Os Estados Unidos, em um momento que as forças cubanas independistas avançavam para uma vitória, interviu no conflito. O navio de guerra Maine, ancorado no porto de Havana por ordem do presidente estadunidense McKinley, do Partido Republicano, sob justificativa de medida de precaução diante da radicalização das partes da guerra, explodiu em 15 de fevereiro de 1898, com a morte de 260 marinheiros. Sob esse pretexto, de um ataque com uma mina submarina, o Governo norte-americano declarou guerra à Espanha. Contudo, não havia nenhuma confirmação conclusiva, pelo contrário: “na época, nenhum relatório foi enunciado para contradizer a opinião da Marinha em 1898, e para se assegurar de que os Democratas não tivessem acesso a nenhuma prova, em março de 1913 a Marinha rebocou o que restava do navio para águas profundas a quatro milhas da costa cubana e o afundou. Anos mais tarde, o legendário e independente Hyman Rickover, preparou um estudo elaborado usando fotografias detalhadas e outros dados obtidos em 1912 e 1913. Ele concluiu que ‘com toda probabilidade, o Maine foi destruído por um acidente que ocorreu dentro do navio... O que aconteceu? Provavelmente um incêndio no bunker-16 (...) Não há provas de que uma mina tenha destruído o Maine”. Já se inicia aí o modus operandis que caracterizará o imperialismo norte-americano a partir de então, ataques, guerras, sanções, etc., baseados em mentiras e em fatos forjados, para induzir acontecimentos que atendam os seus interesses, como aconteceu ao longo do século XX e seguem até os dias atuais, como os evidentes exemplos das invasões ao Afeganistão e ao Iraque, a guerra civil provocada na Síria e na Líbia, além da pressão exercida sobre a Venezuela e a Coreia Popular.

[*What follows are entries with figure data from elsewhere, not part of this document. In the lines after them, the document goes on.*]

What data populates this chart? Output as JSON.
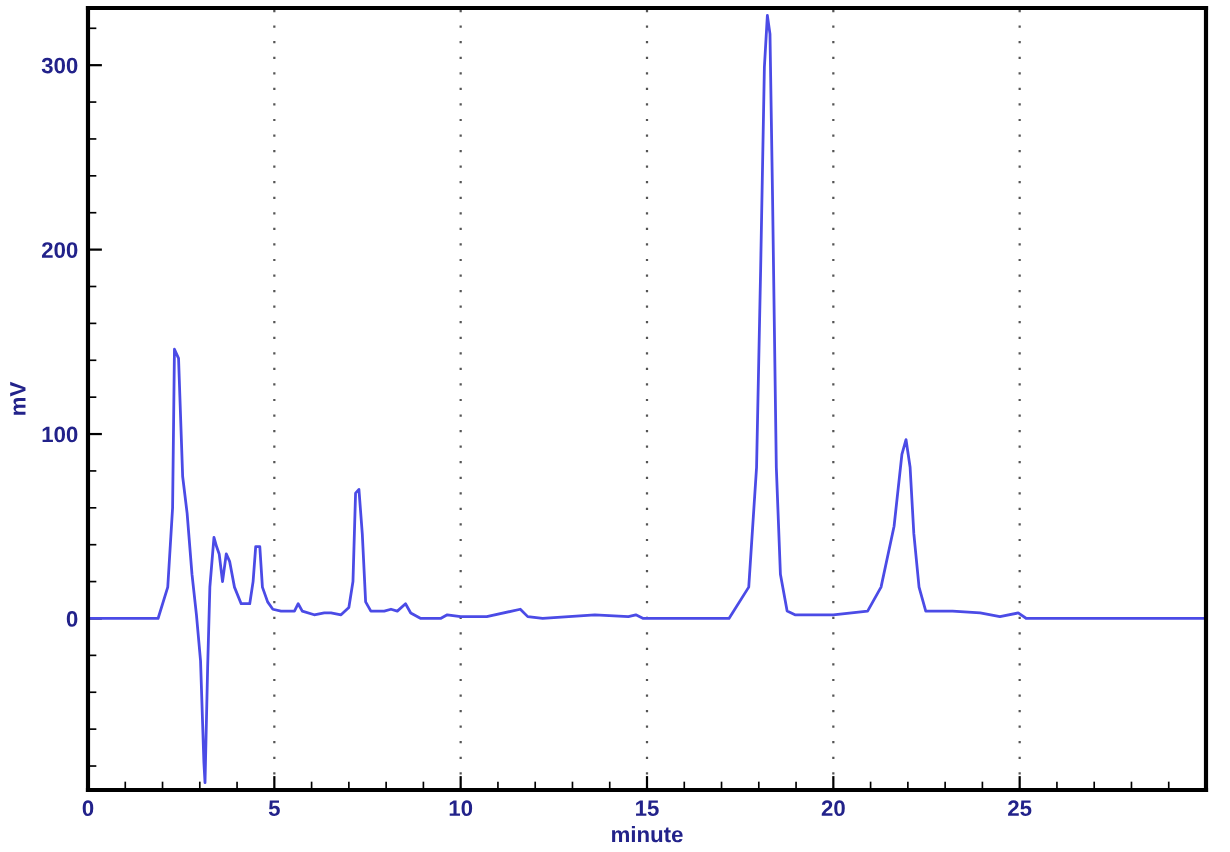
{
  "chart_data": {
    "type": "line",
    "xlabel": "minute",
    "ylabel": "mV",
    "xlim": [
      0,
      30
    ],
    "ylim": [
      -93,
      331
    ],
    "xticks": [
      0,
      5,
      10,
      15,
      20,
      25
    ],
    "yticks": [
      0,
      100,
      200,
      300
    ],
    "grid": "x",
    "marker": "none",
    "line_style": "solid",
    "series": [
      {
        "color": "#4b4be6",
        "x": [
          0,
          1.88,
          2.14,
          2.27,
          2.32,
          2.43,
          2.54,
          2.66,
          2.79,
          2.91,
          3.02,
          3.11,
          3.14,
          3.21,
          3.27,
          3.38,
          3.45,
          3.52,
          3.61,
          3.71,
          3.8,
          3.93,
          4.11,
          4.34,
          4.43,
          4.5,
          4.61,
          4.68,
          4.82,
          4.96,
          5.18,
          5.54,
          5.64,
          5.75,
          6.07,
          6.34,
          6.52,
          6.79,
          7.0,
          7.11,
          7.18,
          7.27,
          7.36,
          7.45,
          7.59,
          7.95,
          8.13,
          8.3,
          8.52,
          8.66,
          8.93,
          9.46,
          9.64,
          10.0,
          10.7,
          11.6,
          11.8,
          12.2,
          12.9,
          13.6,
          14.5,
          14.7,
          14.9,
          16.9,
          17.2,
          17.73,
          17.94,
          18.05,
          18.15,
          18.23,
          18.3,
          18.37,
          18.47,
          18.58,
          18.76,
          18.97,
          20.0,
          20.92,
          21.28,
          21.63,
          21.84,
          21.95,
          22.06,
          22.16,
          22.3,
          22.48,
          23.2,
          23.94,
          24.47,
          24.96,
          25.18,
          30
        ],
        "values": [
          0,
          0,
          17,
          60,
          146,
          141,
          77,
          57,
          24,
          2,
          -23,
          -78,
          -89,
          -27,
          17,
          44,
          39,
          35,
          20,
          35,
          31,
          17,
          8,
          8,
          20,
          39,
          39,
          17,
          9,
          5,
          4,
          4,
          8,
          4,
          2,
          3,
          3,
          2,
          6,
          20,
          68,
          70,
          46,
          9,
          4,
          4,
          5,
          4,
          8,
          3,
          0,
          0,
          2,
          1,
          1,
          5,
          1,
          0,
          1,
          2,
          1,
          2,
          0,
          0,
          0,
          17,
          82,
          190,
          299,
          327,
          317,
          227,
          82,
          24,
          4,
          2,
          2,
          4,
          17,
          50,
          89,
          97,
          82,
          46,
          17,
          4,
          4,
          3,
          1,
          3,
          0,
          0
        ]
      }
    ]
  }
}
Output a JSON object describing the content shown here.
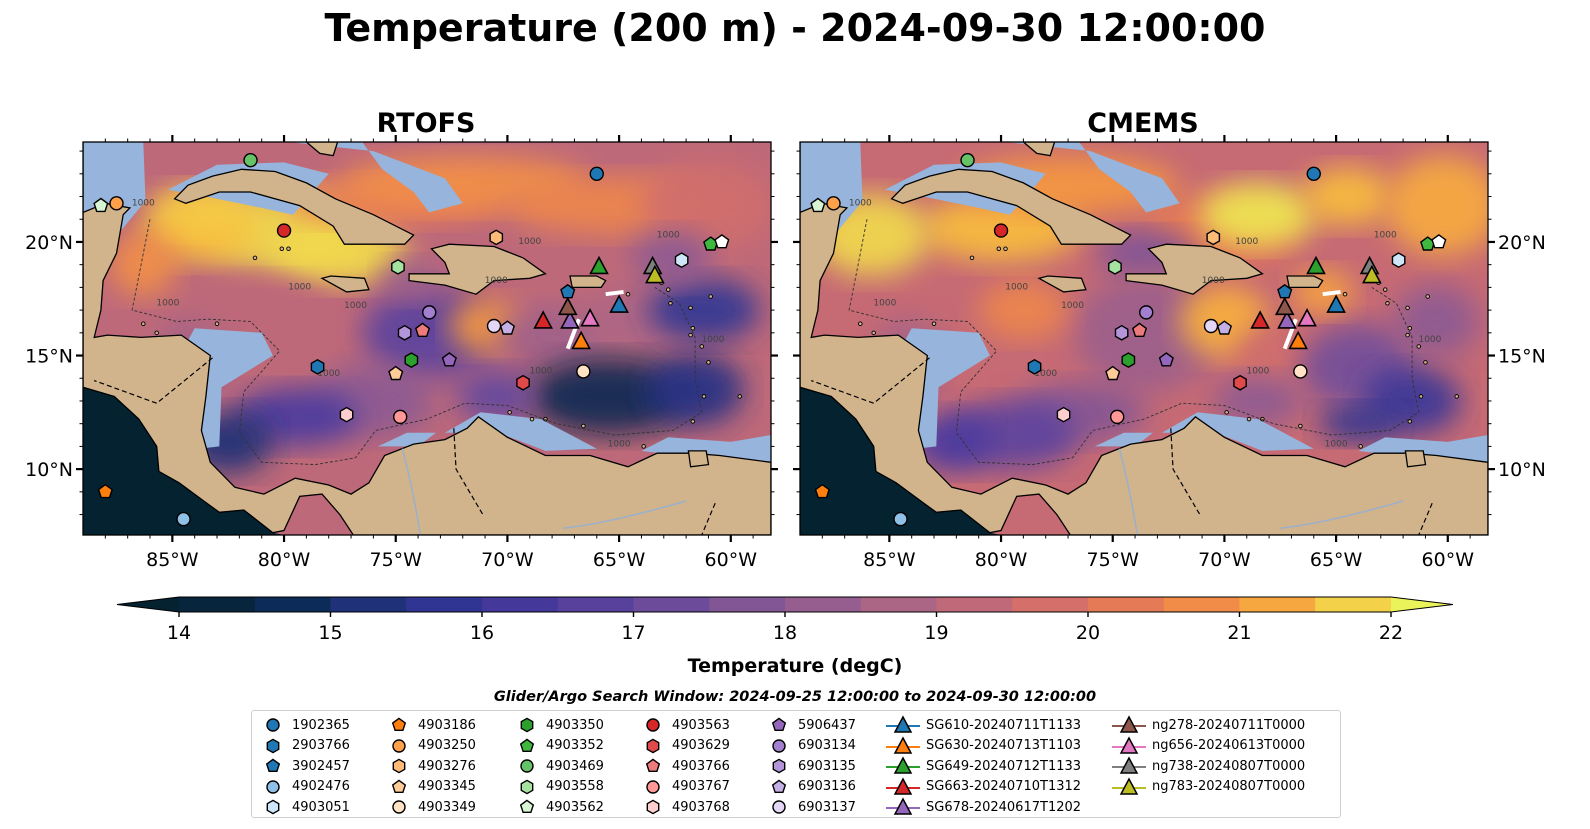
{
  "figure": {
    "title": "Temperature (200 m) - 2024-09-30 12:00:00",
    "legend_title": "Glider/Argo Search Window: 2024-09-25 12:00:00 to 2024-09-30 12:00:00"
  },
  "chart_data": {
    "type": "heatmap",
    "variable": "Temperature (200 m)",
    "valid_time": "2024-09-30 12:00:00",
    "panels": [
      {
        "title": "RTOFS"
      },
      {
        "title": "CMEMS"
      }
    ],
    "x_ticks": [
      "85°W",
      "80°W",
      "75°W",
      "70°W",
      "65°W",
      "60°W"
    ],
    "x_tick_values": [
      -85,
      -80,
      -75,
      -70,
      -65,
      -60
    ],
    "y_ticks": [
      "20°N",
      "15°N",
      "10°N"
    ],
    "y_tick_values": [
      20,
      15,
      10
    ],
    "xlim": [
      -89,
      -58.2
    ],
    "ylim": [
      7.1,
      24.4
    ],
    "colorbar": {
      "label": "Temperature (degC)",
      "min": 14,
      "max": 22,
      "step": 0.5,
      "ticks": [
        "14",
        "15",
        "16",
        "17",
        "18",
        "19",
        "20",
        "21",
        "22"
      ],
      "tick_values": [
        14,
        15,
        16,
        17,
        18,
        19,
        20,
        21,
        22
      ],
      "extend": "both",
      "colormap": "thermal"
    },
    "contour_label": "1000",
    "colors": {
      "land": "#d2b48c",
      "shelf": "#96b4dc",
      "cold_region": "#04222f"
    },
    "argo_floats": [
      {
        "id": "1902365",
        "marker": "circle",
        "color": "#1f77b4",
        "lon": -66.0,
        "lat": 23.0
      },
      {
        "id": "2903766",
        "marker": "hexagon",
        "color": "#1f77b4",
        "lon": -78.5,
        "lat": 14.5
      },
      {
        "id": "3902457",
        "marker": "pentagon",
        "color": "#1f77b4",
        "lon": -67.3,
        "lat": 17.8
      },
      {
        "id": "4902476",
        "marker": "circle",
        "color": "#8fc1e8",
        "lon": -84.5,
        "lat": 7.8
      },
      {
        "id": "4903051",
        "marker": "hexagon",
        "color": "#cfe6f8",
        "lon": -62.2,
        "lat": 19.2
      },
      {
        "id": "4903186",
        "marker": "pentagon",
        "color": "#ff7f0e",
        "lon": -88.0,
        "lat": 9.0
      },
      {
        "id": "4903250",
        "marker": "circle",
        "color": "#ffa04a",
        "lon": -87.5,
        "lat": 21.7
      },
      {
        "id": "4903276",
        "marker": "hexagon",
        "color": "#ffbb78",
        "lon": -70.5,
        "lat": 20.2
      },
      {
        "id": "4903345",
        "marker": "pentagon",
        "color": "#ffcc99",
        "lon": -75.0,
        "lat": 14.2
      },
      {
        "id": "4903349",
        "marker": "circle",
        "color": "#ffe3c4",
        "lon": -66.6,
        "lat": 14.3
      },
      {
        "id": "4903350",
        "marker": "hexagon",
        "color": "#2ca02c",
        "lon": -74.3,
        "lat": 14.8
      },
      {
        "id": "4903352",
        "marker": "pentagon",
        "color": "#3fb83f",
        "lon": -60.9,
        "lat": 19.9
      },
      {
        "id": "4903469",
        "marker": "circle",
        "color": "#66c266",
        "lon": -81.5,
        "lat": 23.6
      },
      {
        "id": "4903558",
        "marker": "hexagon",
        "color": "#a6e3a0",
        "lon": -74.9,
        "lat": 18.9
      },
      {
        "id": "4903562",
        "marker": "pentagon",
        "color": "#d7f5d2",
        "lon": -88.2,
        "lat": 21.6
      },
      {
        "id": "4903563",
        "marker": "circle",
        "color": "#d62728",
        "lon": -80.0,
        "lat": 20.5
      },
      {
        "id": "4903629",
        "marker": "hexagon",
        "color": "#e04a4a",
        "lon": -69.3,
        "lat": 13.8
      },
      {
        "id": "4903766",
        "marker": "pentagon",
        "color": "#ee7b7b",
        "lon": -73.8,
        "lat": 16.1
      },
      {
        "id": "4903767",
        "marker": "circle",
        "color": "#ff9896",
        "lon": -74.8,
        "lat": 12.3
      },
      {
        "id": "4903768",
        "marker": "hexagon",
        "color": "#ffcfcf",
        "lon": -77.2,
        "lat": 12.4
      },
      {
        "id": "5906437",
        "marker": "pentagon",
        "color": "#9467bd",
        "lon": -72.6,
        "lat": 14.8
      },
      {
        "id": "6903134",
        "marker": "circle",
        "color": "#a27fcf",
        "lon": -73.5,
        "lat": 16.9
      },
      {
        "id": "6903135",
        "marker": "hexagon",
        "color": "#b595d9",
        "lon": -74.6,
        "lat": 16.0
      },
      {
        "id": "6903136",
        "marker": "pentagon",
        "color": "#c5b0e6",
        "lon": -70.0,
        "lat": 16.2
      },
      {
        "id": "6903137",
        "marker": "circle",
        "color": "#e4d6f5",
        "lon": -70.6,
        "lat": 16.3
      },
      {
        "id": "4903051b",
        "marker": "pentagon",
        "color": "#ffffff",
        "lon": -60.4,
        "lat": 20.0
      }
    ],
    "gliders": [
      {
        "id": "SG610-20240711T1133",
        "color": "#1f77b4",
        "lon": -65.0,
        "lat": 17.2
      },
      {
        "id": "SG630-20240713T1103",
        "color": "#ff7f0e",
        "lon": -66.7,
        "lat": 15.6
      },
      {
        "id": "SG649-20240712T1133",
        "color": "#2ca02c",
        "lon": -65.9,
        "lat": 18.9
      },
      {
        "id": "SG663-20240710T1312",
        "color": "#d62728",
        "lon": -68.4,
        "lat": 16.5
      },
      {
        "id": "SG678-20240617T1202",
        "color": "#9467bd",
        "lon": -67.2,
        "lat": 16.5
      },
      {
        "id": "ng278-20240711T0000",
        "color": "#8c564b",
        "lon": -67.3,
        "lat": 17.1
      },
      {
        "id": "ng656-20240613T0000",
        "color": "#e377c2",
        "lon": -66.3,
        "lat": 16.6
      },
      {
        "id": "ng738-20240807T0000",
        "color": "#7f7f7f",
        "lon": -63.5,
        "lat": 18.9
      },
      {
        "id": "ng783-20240807T0000",
        "color": "#bcbd22",
        "lon": -63.4,
        "lat": 18.5
      }
    ]
  }
}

A guerra hispano-americana, entre uma velha potência colonialista decadente e a nova potência imperialista ascendente, durou poucos meses. Em agosto os espanhóis tiveram que se curvam diante dos ianques e assinar um armistício em Washington e posteriormente o Tratado de Paz em Paris, que custou a transferência de Guam e de Porto Rico ao vencedor, além do controle das Filipinas, sob indenização de US$ 20 milhões.


O tratado também reconhecia a independência formal de Cuba, mas os fatos seguintes demonstravam que o anseio do povo cubano por sua soberania nacional não seria atendido então. Os estadunidenses impuseram uma ditadura militar na Ilha de 1898 até 1902, que fora bem recebida pelas elites cubanas lacaias ao imperialismo, em traição aos ideais republicanos que guiaram os mais de 30 anos de luta pela independência cubana. E se estabelecia um processo recorrente, uma vez que tropas estadunidenses voltariam a ocupar Cuba entre 1906 e 1909, em 1912 e entre 1917 e 1920.


Em 1903, as tropas estadunidenses permitem ao país ter o seu primeiro presidente civil eleito, o fantoche Tomás Estrada Palma, mas não sem antes impor uma Constituição à sua semicolônia, incluso a famosa Emenda Platt que determinava os termos imperialistas para as relações bilaterais. Esse apêndice dizia que “o governo de Cuba concorda que os Estados Unidos podem exercer seu direito de intervir para a preservação da independência cubana, para a manutenção de um governo adequado à proteção da vida, propriedade e liberdade individual e para a execução das obrigações relacionadas com Cuba que lhe foram impostas pelo Tratado de Paris, e que devem ser agora assumidas e cumpridas pelo governo de Cuba. Para permitir aos Estados Unidos manter a independência de Cuba, e proteger o povo cubano, bem como para a sua própria defesa, o governo cubano venderá ou arrendará aos Estados Unidos a terra necessária para a instalação de bases ou estações navais, em certos pontos específicos, a ser estabelecidos pelo presidente dos Estados Unidos”.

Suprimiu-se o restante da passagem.